When Medicare Part D was added to Medicare coverage in 2003, lobbyists worked Congress relentlessly and succeeded in blocking the government’s ability to negotiate drug prices. There are no regulations currently in place in the United States limiting or controlling drug pricing. Companies price their medications as they please – as they feel the market will bear – and if maximizing profits is the name of every corporation’s game, why shouldn’t drug companies do the same?
One simple reason: patients are not able to shop for a cheaper alternative when their physician prescribes a medication.

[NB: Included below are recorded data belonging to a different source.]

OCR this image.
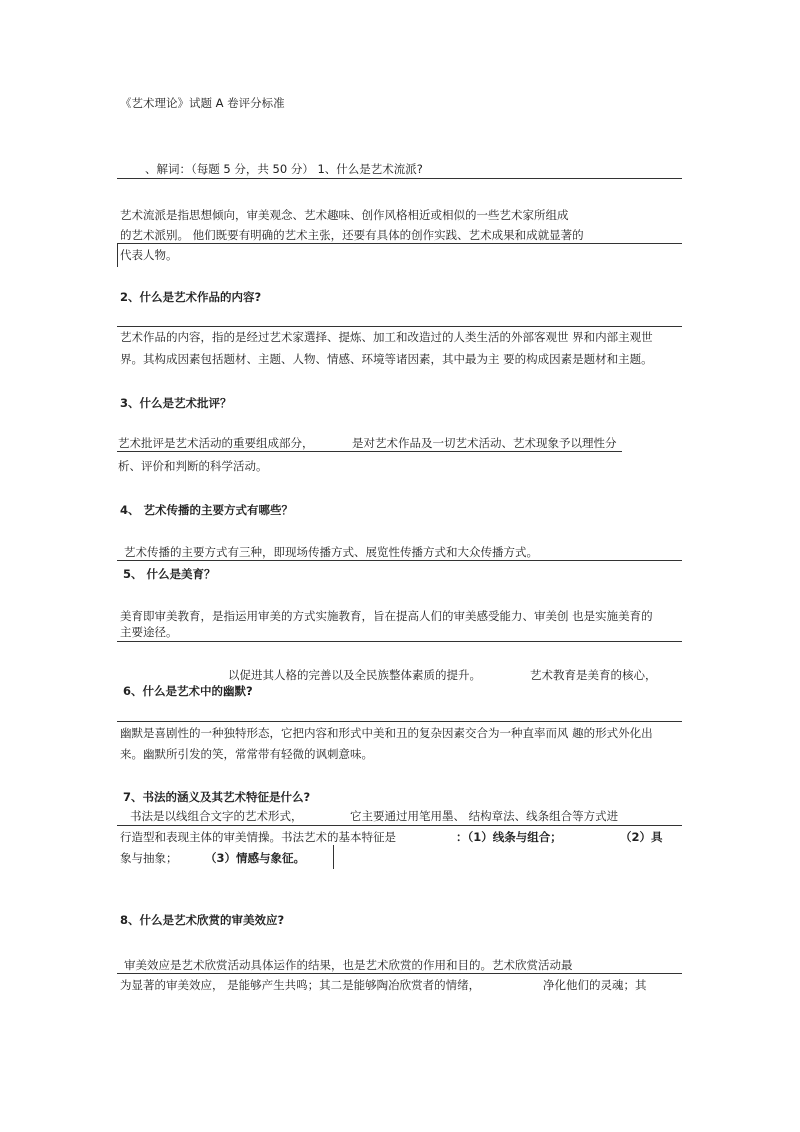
《艺术理论》试题 A 卷评分标准
、解词：（每题 5 分，共 50 分） 1、什么是艺术流派?
艺术流派是指思想倾向，审美观念、艺术趣味、创作风格相近或相似的一些艺术家所组成
的艺术派别。 他们既要有明确的艺术主张，还要有具体的创作实践、艺术成果和成就显著的
代表人物。
2、什么是艺术作品的内容?
艺术作品的内容，指的是经过艺术家選择、提炼、加工和改造过的人类生活的外部客观世 界和内部主观世
界。其构成因素包括题材、主题、人物、情感、环境等诸因素，其中最为主 要的构成因素是题材和主题。
3、什么是艺术批评？
艺术批评是艺术活动的重要组成部分，	是对艺术作品及一切艺术活动、艺术现象予以理性分
析、评价和判断的科学活动。
4、 艺术传播的主要方式有哪些？
艺术传播的主要方式有三种，即现场传播方式、展览性传播方式和大众传播方式。
5、 什么是美育？
美育即审美教育，是指运用审美的方式实施教育，旨在提高人们的审美感受能力、审美创 也是实施美育的
主要途径。
以促进其人格的完善以及全民族整体素质的提升。	艺术教育是美育的核心，
6、什么是艺术中的幽默?
幽默是喜剧性的一种独特形态，它把内容和形式中美和丑的复杂因素交合为一种直率而风 趣的形式外化出
来。幽默所引发的笑，常常带有轻微的讽刺意味。
7、书法的涵义及其艺术特征是什么?
书法是以线组合文字的艺术形式，	它主要通过用笔用墨、 结构章法、线条组合等方式进
行造型和表现主体的审美情操。书法艺术的基本特征是	：（1）线条与组合；	（2）具
象与抽象； （3）情感与象征。
8、什么是艺术欣赏的审美效应?
审美效应是艺术欣赏活动具体运作的结果，也是艺术欣赏的作用和目的。艺术欣赏活动最
为显著的审美效应， 是能够产生共鸣；其二是能够陶冶欣赏者的情绪，	净化他们的灵魂；其
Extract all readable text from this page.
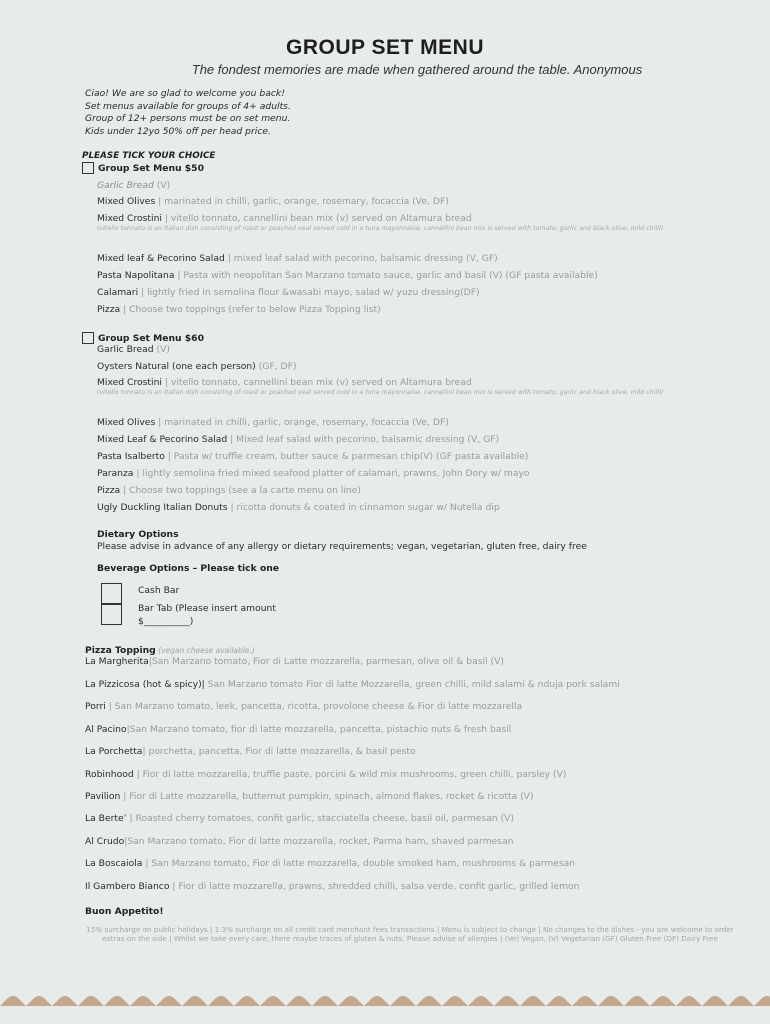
GROUP SET MENU
The fondest memories are made when gathered around the table. Anonymous
Ciao! We are so glad to welcome you back!
Set menus available for groups of 4+ adults.
Group of 12+ persons must be on set menu.
Kids under 12yo 50% off per head price.
PLEASE TICK YOUR CHOICE
Group Set Menu $50
Garlic Bread (V)
Mixed Olives | marinated in chilli, garlic, orange, rosemary, focaccia (Ve, DF)
Mixed Crostini | vitello tonnato, cannellini bean mix (v) served on Altamura bread
(vitello tonnato is an Italian dish consisting of roast or poached veal served cold in a tuna mayonnaise, cannellini bean mix is served with tomato, garlic and black olive, mild chilli)
Mixed leaf & Pecorino Salad | mixed leaf salad with pecorino, balsamic dressing (V, GF)
Pasta Napolitana | Pasta with neopolitan San Marzano tomato sauce, garlic and basil (V) (GF pasta available)
Calamari | lightly fried in semolina flour &wasabi mayo, salad w/ yuzu dressing(DF)
Pizza | Choose two toppings (refer to below Pizza Topping list)
Group Set Menu $60
Garlic Bread (V)
Oysters Natural (one each person) (GF, DF)
Mixed Crostini | vitello tonnato, cannellini bean mix (v) served on Altamura bread
(vitello tonnato is an Italian dish consisting of roast or poached veal served cold in a tuna mayonnaise, cannellini bean mix is served with tomato, garlic and black olive, mild chilli)
Mixed Olives | marinated in chilli, garlic, orange, rosemary, focaccia (Ve, DF)
Mixed Leaf & Pecorino Salad | Mixed leaf salad with pecorino, balsamic dressing (V, GF)
Pasta Isalberto | Pasta w/ truffle cream, butter sauce & parmesan chip(V) (GF pasta available)
Paranza | lightly semolina fried mixed seafood platter of calamari, prawns, John Dory w/ mayo
Pizza | Choose two toppings (see a la carte menu on line)
Ugly Duckling Italian Donuts | ricotta donuts & coated in cinnamon sugar w/ Nutella dip
Dietary Options
Please advise in advance of any allergy or dietary requirements; vegan, vegetarian, gluten free, dairy free
Beverage Options – Please tick one
Cash Bar
Bar Tab (Please insert amount
$__________)
Pizza Topping (vegan cheese available.)
La Margherita|San Marzano tomato, Fior di Latte mozzarella, parmesan, olive oil & basil (V)
La Pizzicosa (hot & spicy)| San Marzano tomato Fior di latte Mozzarella, green chilli, mild salami & nduja pork salami
Porri | San Marzano tomato, leek, pancetta, ricotta, provolone cheese & Fior di latte mozzarella
Al Pacino|San Marzano tomato, fior di latte mozzarella, pancetta, pistachio nuts & fresh basil
La Porchetta| porchetta, pancetta, Fior di latte mozzarella, & basil pesto
Robinhood | Fior di latte mozzarella, truffle paste, porcini & wild mix mushrooms, green chilli, parsley (V)
Pavilion | Fior di Latte mozzarella, butternut pumpkin, spinach, almond flakes, rocket & ricotta (V)
La Berte’ | Roasted cherry tomatoes, confit garlic, stacciatella cheese, basil oil, parmesan (V)
Al Crudo|San Marzano tomato, Fior di latte mozzarella, rocket, Parma ham, shaved parmesan
La Boscaiola | San Marzano tomato, Fior di latte mozzarella, double smoked ham, mushrooms & parmesan
Il Gambero Bianco | Fior di latte mozzarella, prawns, shredded chilli, salsa verde, confit garlic, grilled lemon
Buon Appetito!
15% surcharge on public holidays | 1.3% surcharge on all credit card merchant fees transactions | Menu is subject to change | No changes to the dishes - you are welcome to order extras on the side | Whilst we take every care, there maybe traces of gluten & nuts. Please advise of allergies | (Ve) Vegan, (V) Vegetarian (GF) Gluten Free (DF) Dairy Free
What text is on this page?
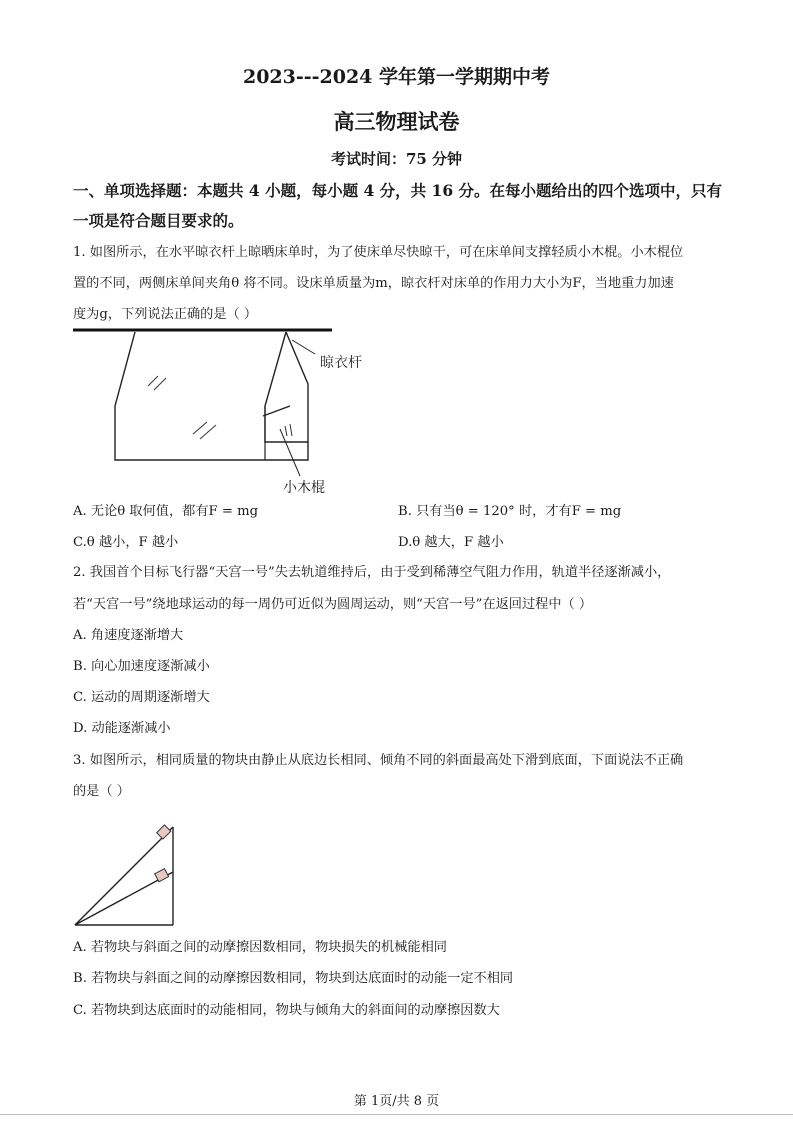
2023---2024 学年第一学期期中考
高三物理试卷
考试时间：75 分钟
一、单项选择题：本题共 4 小题，每小题 4 分，共 16 分。在每小题给出的四个选项中，只有
一项是符合题目要求的。
1. 如图所示，在水平晾衣杆上晾晒床单时，为了使床单尽快晾干，可在床单间支撑轻质小木棍。小木棍位
置的不同，两侧床单间夹角θ 将不同。设床单质量为m，晾衣杆对床单的作用力大小为F，当地重力加速
度为g，下列说法正确的是（ ）
晾衣杆
小木棍
A. 无论θ 取何值，都有F = mg	B. 只有当θ = 120° 时，才有F = mg
C.θ 越小，F 越小	D.θ 越大，F 越小
2. 我国首个目标飞行器“天宫一号”失去轨道维持后，由于受到稀薄空气阻力作用，轨道半径逐渐减小，
若“天宫一号”绕地球运动的每一周仍可近似为圆周运动，则“天宫一号”在返回过程中（ ）
A. 角速度逐渐增大
B. 向心加速度逐渐减小
C. 运动的周期逐渐增大
D. 动能逐渐减小
3. 如图所示，相同质量的物块由静止从底边长相同、倾角不同的斜面最高处下滑到底面，下面说法不正确
的是（ ）
A. 若物块与斜面之间的动摩擦因数相同，物块损失的机械能相同
B. 若物块与斜面之间的动摩擦因数相同，物块到达底面时的动能一定不相同
C. 若物块到达底面时的动能相同，物块与倾角大的斜面间的动摩擦因数大
第 1页/共 8 页
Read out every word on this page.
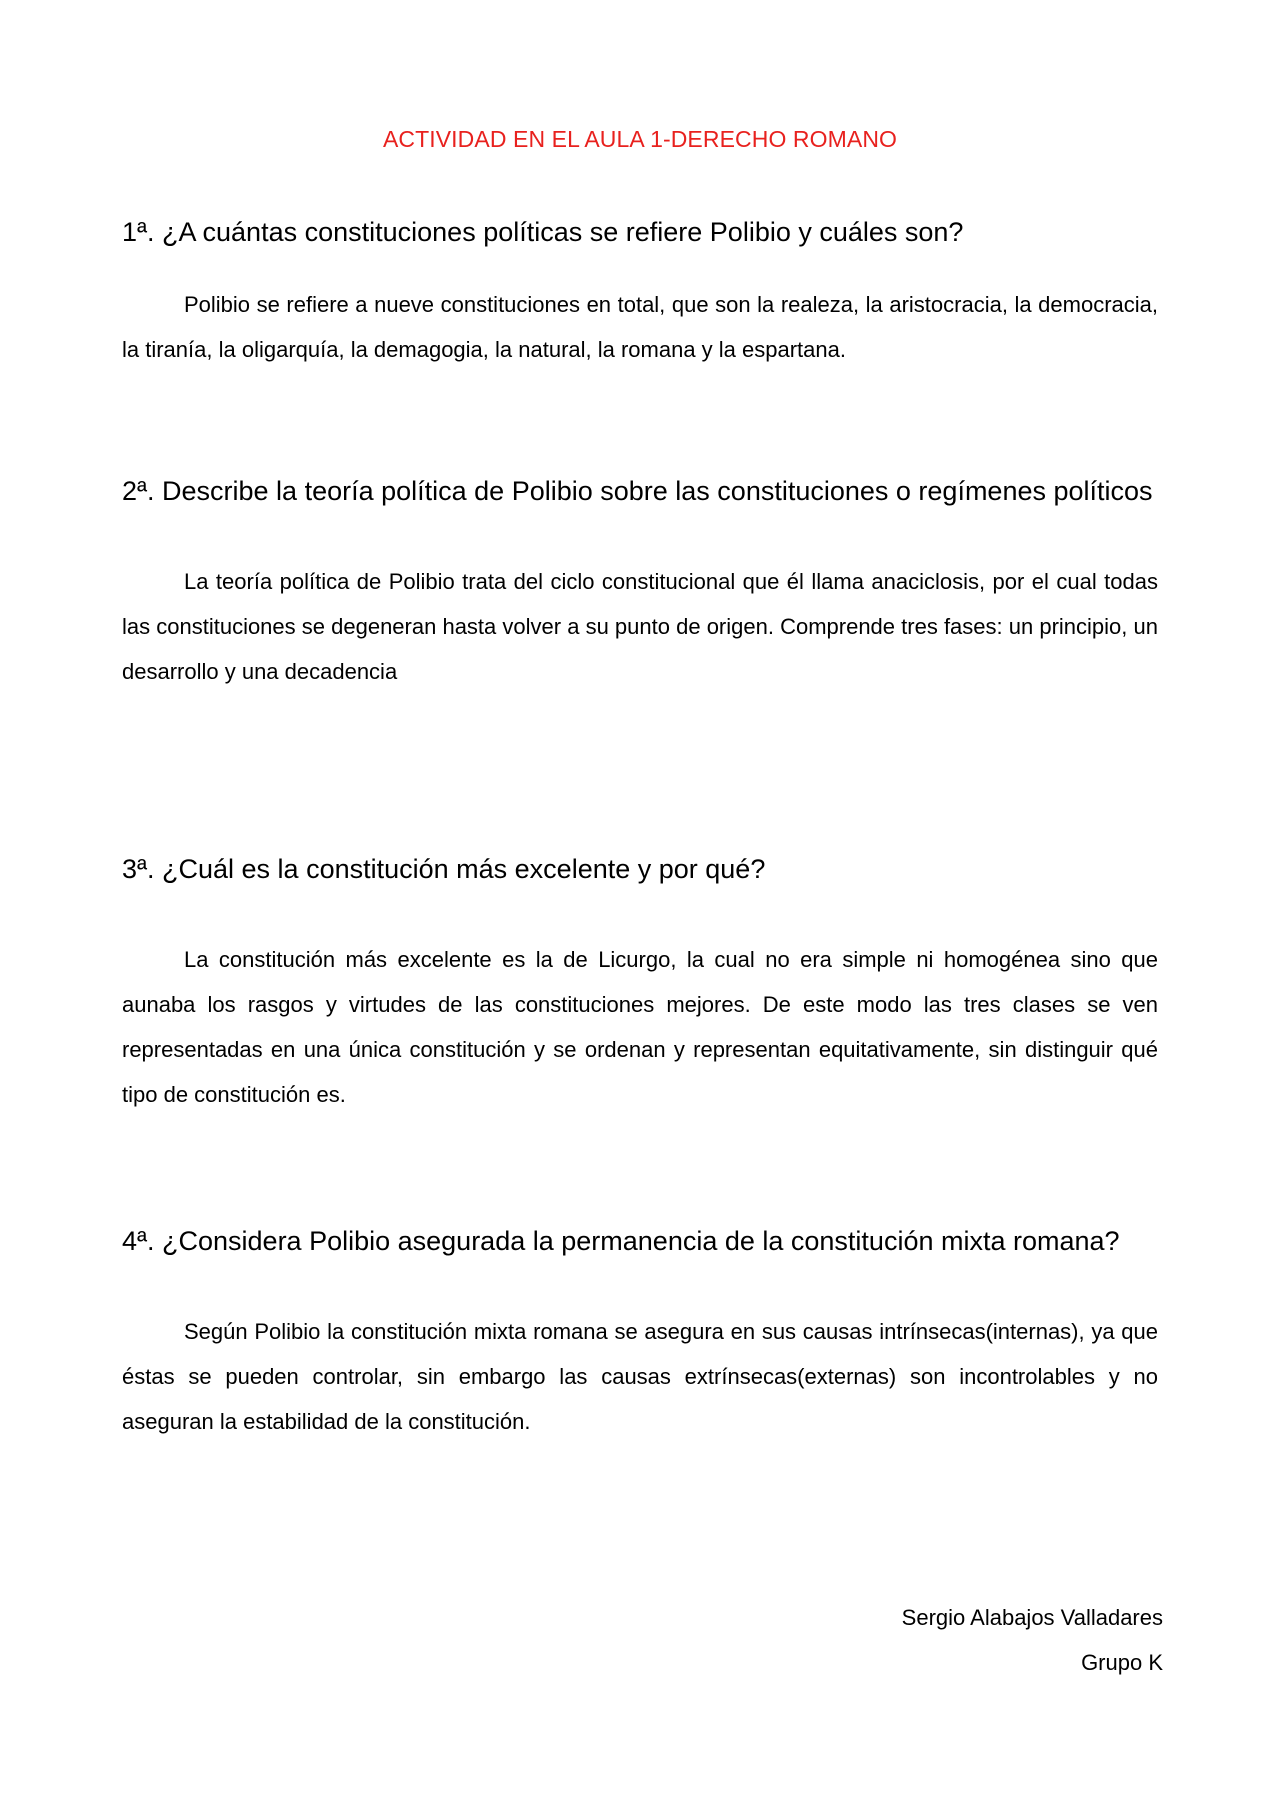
ACTIVIDAD EN EL AULA 1-DERECHO ROMANO
1ª. ¿A cuántas constituciones políticas se refiere Polibio y cuáles son?

Polibio se refiere a nueve constituciones en total, que son la realeza, la aristocracia, la democracia, la tiranía, la oligarquía, la demagogia, la natural, la romana y la espartana.

2ª. Describe la teoría política de Polibio sobre las constituciones o regímenes políticos

La teoría política de Polibio trata del ciclo constitucional que él llama anaciclosis, por el cual todas las constituciones se degeneran hasta volver a su punto de origen. Comprende tres fases: un principio, un desarrollo y una decadencia

3ª. ¿Cuál es la constitución más excelente y por qué?

La constitución más excelente es la de Licurgo, la cual no era simple ni homogénea sino que aunaba los rasgos y virtudes de las constituciones mejores. De este modo las tres clases se ven representadas en una única constitución y se ordenan y representan equitativamente, sin distinguir qué tipo de constitución es.

4ª. ¿Considera Polibio asegurada la permanencia de la constitución mixta romana?

Según Polibio la constitución mixta romana se asegura en sus causas intrínsecas(internas), ya que éstas se pueden controlar, sin embargo las causas extrínsecas(externas) son incontrolables y no aseguran la estabilidad de la constitución.

Sergio Alabajos Valladares
Grupo K
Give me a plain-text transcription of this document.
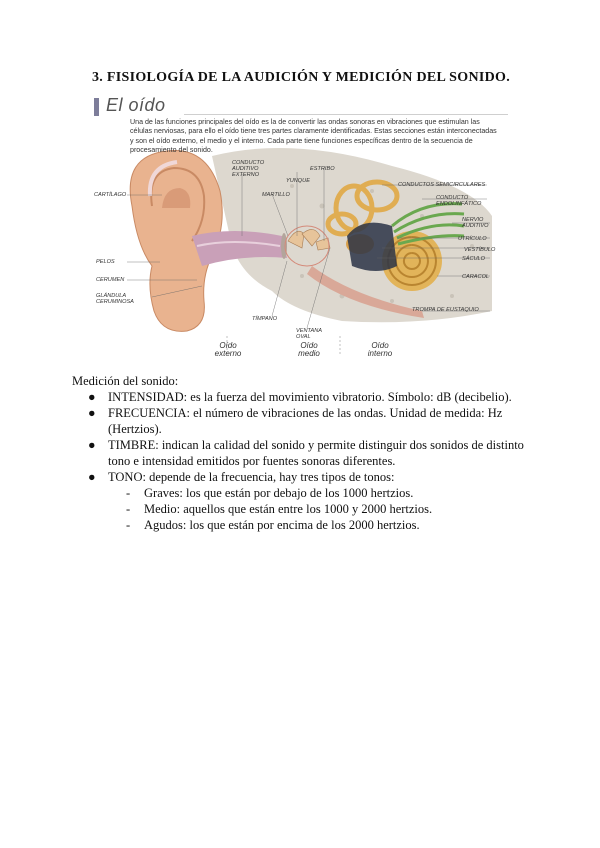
3. FISIOLOGÍA DE LA AUDICIÓN Y MEDICIÓN DEL SONIDO.
El oído
Una de las funciones principales del oído es la de convertir las ondas sonoras en vibraciones que estimulan las células nerviosas, para ello el oído tiene tres partes claramente identificadas. Estas secciones están interconectadas y son el oído externo, el medio y el interno. Cada parte tiene funciones específicas dentro de la secuencia de procesamiento del sonido.
CONDUCTO AUDITIVO EXTERNO
ESTRIBO
YUNQUE
MARTILLO
CARTÍLAGO
CONDUCTOS SEMICIRCULARES
CONDUCTO ENDOLINFÁTICO
NERVIO AUDITIVO
UTRÍCULO
VESTÍBULO
SÁCULO
CARACOL
PELOS
CERUMEN
GLÁNDULA CERUMINOSA
TROMPA DE EUSTAQUIO
TÍMPANO
VENTANA OVAL
Oído externo
Oído medio
Oído interno
Medición del sonido:
● INTENSIDAD: es la fuerza del movimiento vibratorio. Símbolo: dB (decibelio).
● FRECUENCIA: el número de vibraciones de las ondas. Unidad de medida: Hz (Hertzios).
● TIMBRE: indican la calidad del sonido y permite distinguir dos sonidos de distinto tono e intensidad emitidos por fuentes sonoras diferentes.
● TONO: depende de la frecuencia, hay tres tipos de tonos:
- Graves: los que están por debajo de los 1000 hertzios.
- Medio: aquellos que están entre los 1000 y 2000 hertzios.
- Agudos: los que están por encima de los 2000 hertzios.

They are just stuck with whatever price the pharmaceutical company mandates.
The major increases in medical costs, and a big factor in insurance premium increases, is the skyrocketing costs of medications. These price increases need to be government regulated and controlled based on something other than corporate profits.
While the uproar today is over the EpiPen, the pharmaceutical industry price gouging is a far bigger, and more generalized, problem. But this time, there’s one big difference. Moms, whether rich or poor, black or white, Democrat or Republican, are united in disgust, because the Epi-Pen is a staple of 3.5 million lives, at a minimum, and many of those lives are children with moms who have spent their lives fighting for the rights of their allergic children.
I think the drug companies may have finally poked the tiger that is more politically vicious and vocal than any lobbyist. Maybe, just maybe, this groundswell of Mom Rage will spark real change.